Hong Kong paralysée par les manifestants

HONG KONG — Des bagarres ont éclaté dans un quartier de Hong Kong entre des manifestants et une foule d’hommes brandissant de longs bâtons de bois.

Les hommes ont brandi et jeté leurs bâtons sur les manifestants qui s’étaient rassemblés lundi dans un quartier de l’est de Hong Kong dans le cadre d’une grève générale pour la démocratie.

Les manifestants ont réagi en lançant des cônes de signalisation, des barricades en métal et des tiges.

L’identité des hommes impliqués dans l’attaque de lundi n’était pas claire dans l’immédiat.

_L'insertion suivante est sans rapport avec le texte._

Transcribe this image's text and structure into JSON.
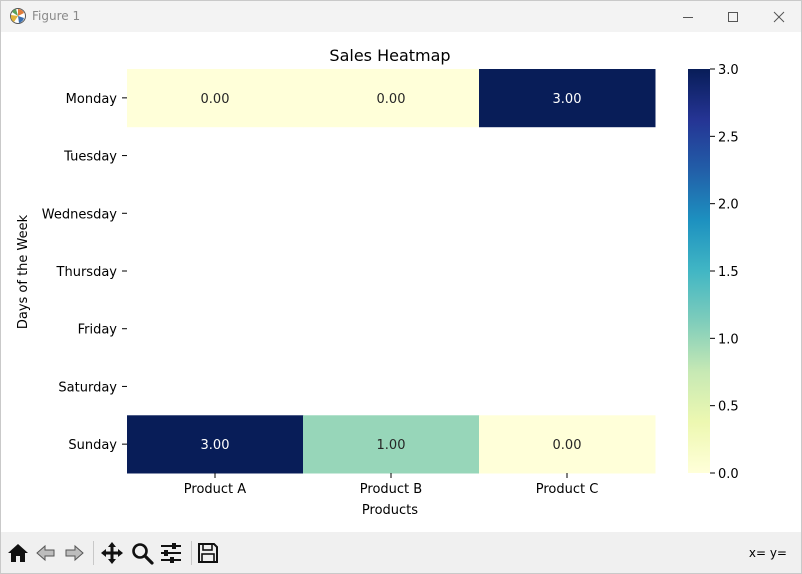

Les manifestations antigouvernementales se poursuivent depuis deux mois à Hong Kong, sans aucun signe de déclin. La directrice générale Carrie Lam a déclaré lundi qu’elle n’avait pas l’intention de démissionner malgré des appels répétés pour qu’elle le fasse.

Les manifestants ont envahi les parcs et les places publics de plusieurs quartiers de Hong Kong dans le cadre de cette grève générale organisée un jour de semaine pour attirer davantage l’attention sur leurs revendications, notamment la démission de la dirigeante du territoire chinois semi-autonome.

La police a de nouveau déployé des gaz lacrymogènes dans le district de Wong Tai Sin, lieu d’affrontements avec des manifestants ce week-end.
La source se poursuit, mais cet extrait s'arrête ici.